Hawaii stuck over a barrel
By Jerry Burris
There's an interesting conversation going on right now at the Legislature over the idea of substantially raising the tax on imported oil — the so-called "barrel tax" — from today's nominal 5 cents a barrel to a buck-five a barrel.
Originally conceived as a way to generate money that would help Hawai'i move away from its independence on imported oil, the barrel tax has now morphed into another way to raise money to balance the overall budget. We all have to buy gas, right?
It might take a bit of political courage, but lawmakers should return to original principles: The only way we are ever going to get ourselves off the imported oil lifeline is to develop our own alternatives. And that ain't cheap.
The best way to pay for development of alternative sources is to tax the source we now use, whether we like it or not: imported oil.
There is a growing possibility that Hawai'i may soon be without a "domestic" refiner turning oil into the gas and airline fuel we all depend on. Chevron, for instance, seems about ready to walk. Sure, it will continue to ship in jet fuel and gasoline, but at what cost?
Shipping schedules and the vagaries of weather and international demand will decide how much oil — energy — we have to power our economy.
The only logical approach is to develop our own domestic source of fuel and energy that is independent of the world's choices.
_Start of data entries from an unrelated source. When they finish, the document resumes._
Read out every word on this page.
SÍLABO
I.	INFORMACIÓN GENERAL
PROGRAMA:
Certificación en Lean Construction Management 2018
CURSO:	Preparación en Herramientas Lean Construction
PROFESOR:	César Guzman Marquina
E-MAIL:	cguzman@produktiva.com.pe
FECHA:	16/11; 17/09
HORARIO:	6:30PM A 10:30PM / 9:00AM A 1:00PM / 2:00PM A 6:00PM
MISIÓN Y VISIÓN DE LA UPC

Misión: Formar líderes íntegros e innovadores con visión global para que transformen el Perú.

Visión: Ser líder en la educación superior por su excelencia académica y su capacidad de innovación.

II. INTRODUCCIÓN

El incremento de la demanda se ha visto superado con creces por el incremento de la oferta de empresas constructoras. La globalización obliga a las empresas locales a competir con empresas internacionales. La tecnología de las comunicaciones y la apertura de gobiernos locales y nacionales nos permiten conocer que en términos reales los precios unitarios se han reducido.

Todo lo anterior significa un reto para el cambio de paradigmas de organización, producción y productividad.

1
The military recognizes this, with its new emphasis on energy independence and the concept of shifting to biofuels that can be produced locally to keep our defenders flying.
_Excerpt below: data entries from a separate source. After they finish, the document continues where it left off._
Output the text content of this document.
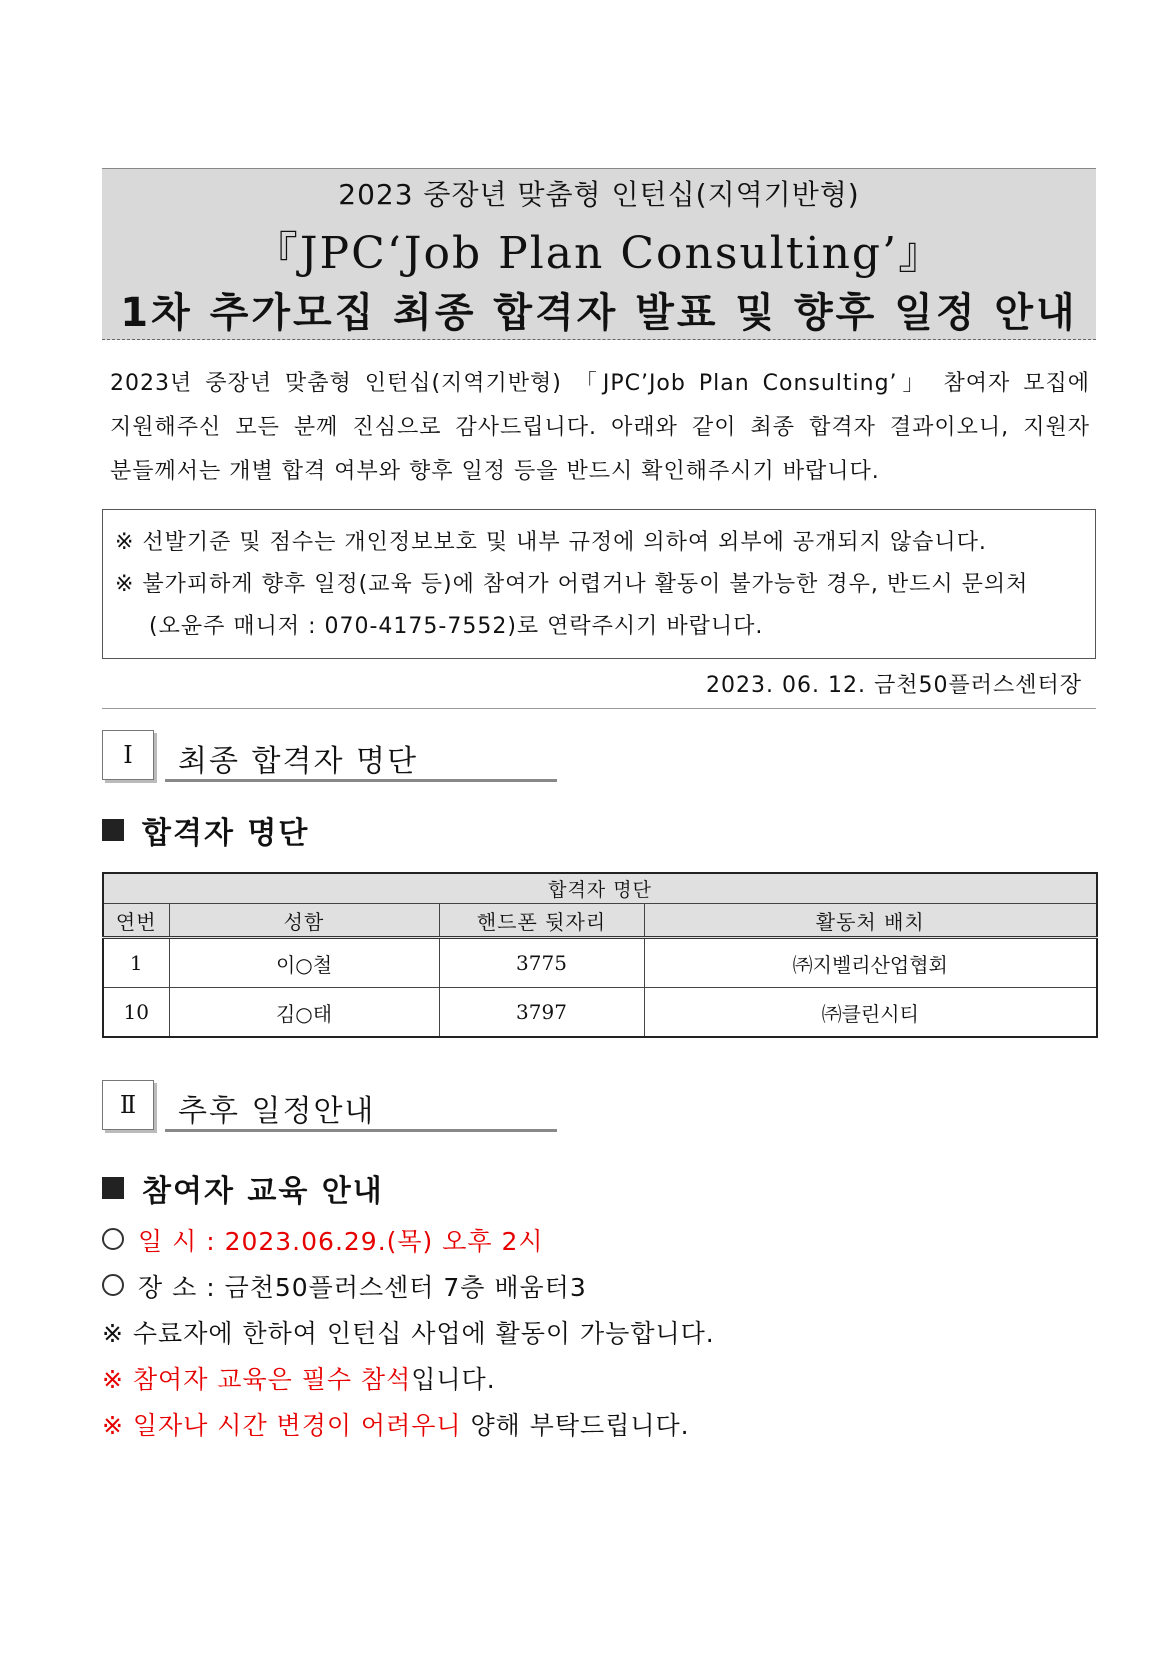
2023 중장년 맞춤형 인턴십(지역기반형)
『JPC‘Job Plan Consulting’』
1차 추가모집 최종 합격자 발표 및 향후 일정 안내

2023년 중장년 맞춤형 인턴십(지역기반형) 「JPC’Job Plan Consulting’」 참여자 모집에

지원해주신 모든 분께 진심으로 감사드립니다. 아래와 같이 최종 합격자 결과이오니, 지원자

분들께서는 개별 합격 여부와 향후 일정 등을 반드시 확인해주시기 바랍니다.

※ 선발기준 및 점수는 개인정보보호 및 내부 규정에 의하여 외부에 공개되지 않습니다.
※ 불가피하게 향후 일정(교육 등)에 참여가 어렵거나 활동이 불가능한 경우, 반드시 문의처
(오윤주 매니저 : 070-4175-7552)로 연락주시기 바랍니다.
2023. 06. 12. 금천50플러스센터장
Ⅰ	최종 합격자 명단
합격자 명단
합격자 명단			
연번	성함	핸드폰 뒷자리	활동처 배치
1	이○철	3775	㈜지벨리산업협회
10	김○태	3797	㈜클린시티
Ⅱ	추후 일정안내
참여자 교육 안내
일 시 : 2023.06.29.(목) 오후 2시
장 소 : 금천50플러스센터 7층 배움터3
※ 수료자에 한하여 인턴십 사업에 활동이 가능합니다.
※ 참여자 교육은 필수 참석입니다.
※ 일자나 시간 변경이 어려우니 양해 부탁드립니다.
Long-term planners in the military recognize that when the "worst thing" happens, we are on our own and we might as well begin planning for that moment now.
True, the optimists among us believe that doomsday will never come. And it might not. Security people cannot afford to take that bet.
The day of "peak oil" will come. That is the day when demand clearly exceeds supply.
For an oil-dependent isolated state such as Hawai'i, it makes sense to get ahead of that day. A modest increase in the tax on the oil we consume today should be invested in tomorrow, not on the short-term pressures of balancing the budget we face today.